UK stocks are a brilliant way to invest for retirement because their dividends and share price growth can compound brilliantly over time. No less a genius than Einstein called compound interest the eighth wonder of the world, and it isn’t hard to see why. It can turn small sums into very big ones, given enough time.
Dividends are the regular payments companies make to reward investors for their loyalty. Many pay them even in years when the share price struggles to grow or even falls. They come on top of any capital growth investors generate when the company’s stock rises and can also help to compensate for share price falls.
A double wonder
They’re brilliant in two ways. First, most investors choose to reinvest them back into their portfolios while still of working age, which means they own more stock, which pays even more dividends, in an endless virtuous circle. Second, when the investor finally stops working, they can draw those dividends as a regular, rising income.
I say rising because most companies aim to increase their shareholder payouts over time. However, it’s important to remember that dividends aren’t guaranteed, and can be cut at any time.
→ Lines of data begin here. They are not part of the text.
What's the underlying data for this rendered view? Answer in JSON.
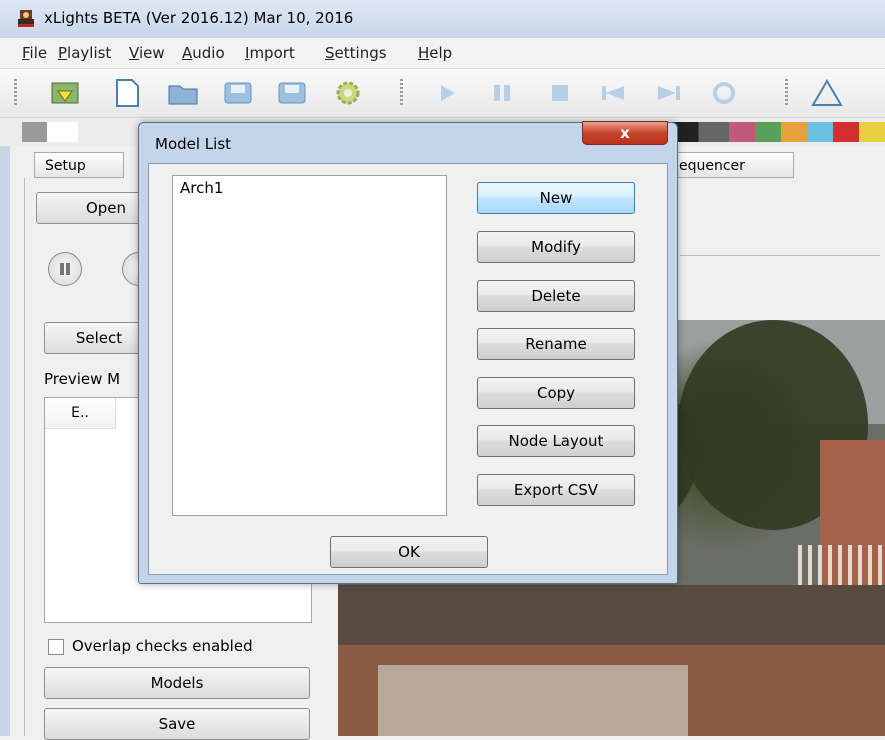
{
  "window": {
    "title": "xLights BETA (Ver 2016.12) Mar 10, 2016",
    "app_icon": "xlights-logo-icon"
  },
  "menubar": {
    "items": [
      "File",
      "Playlist",
      "View",
      "Audio",
      "Import",
      "Settings",
      "Help"
    ],
    "mnemonics": [
      "F",
      "P",
      "V",
      "A",
      "I",
      "S",
      "H"
    ]
  },
  "toolbar": {
    "icons": [
      "import-icon",
      "new-document-icon",
      "open-folder-icon",
      "save-icon",
      "save-as-icon",
      "render-gear-icon",
      "play-icon",
      "pause-icon",
      "stop-icon",
      "rewind-icon",
      "fast-forward-icon",
      "repeat-icon",
      "triangle-icon"
    ]
  },
  "tabs": {
    "setup": "Setup",
    "sequencer": "equencer"
  },
  "left_panel": {
    "open_button": "Open",
    "select_button": "Select",
    "preview_label": "Preview M",
    "column_header": "E..",
    "overlap_label": "Overlap checks enabled",
    "overlap_checked": false,
    "models_button": "Models",
    "save_button": "Save"
  },
  "dialog": {
    "title": "Model List",
    "close_label": "x",
    "models": [
      "Arch1"
    ],
    "buttons": {
      "new": "New",
      "modify": "Modify",
      "delete": "Delete",
      "rename": "Rename",
      "copy": "Copy",
      "node_layout": "Node Layout",
      "export_csv": "Export CSV"
    },
    "ok": "OK"
  },
  "colors": {
    "close_button": "#c9452d",
    "default_button_border": "#3c7fb1",
    "titlebar": "#c7d6ea"
  }
}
They can even be scrapped if the company doesn’t generate sufficient cash flows to fund them.
Since the 1980s, the FTSE 100 has generated an average total return of 8% a year assuming all dividends reinvested. Savings accounts may offer higher rates today than a few years ago, but they can’t match that.
Let’s say I invested £3 a day, which is roughly the price of a cappuccino. Then let’s assume I increase that sum by 5% every year, to keep up with rising prices (the price of that cappuccino will rise too).
If I keep that up, and generate 8% a year, how much I end up with will depend on how far I am from retirement. If I started at 25, and stuck to my guns, by retirement at age 68 I’d have a staggering £757,53. While that won’t have today’s spending power because of inflation, it should still be a pretty handy sum.
I pick my own stocks to earn more
If I didn’t start until 35, and was therefore 33 years away from retirement, I’d have £302,464 by age 68. Investing £3 a day from age 45 would give me £110,374. As I said, compound interest is a wonder, but it does need time to work its magic. The earlier I start investing that daily £3 – or any other sum – the better.
I’d hope to generate more than 8% a year by investing in a portfolio of top FTSE 100 stocks that I select myself, rather than buying a tracker fund. After recent share price dips, the index is packed full of cheap stocks offering ultra-high yields.
I’ve recently bought Lloyds Banking Group, which pays income of around 6% a year, Legal & General Group, which yields 9.11%, and wealth manager M&G, which yields a staggering 10.59%.
Higher yields like these can be risky but having checked out these stocks, I think there’s a chance they’ll be sustainable. With luck I’ll get share price growth too when stock markets recover, putting me on course for a pretty handy retirement income.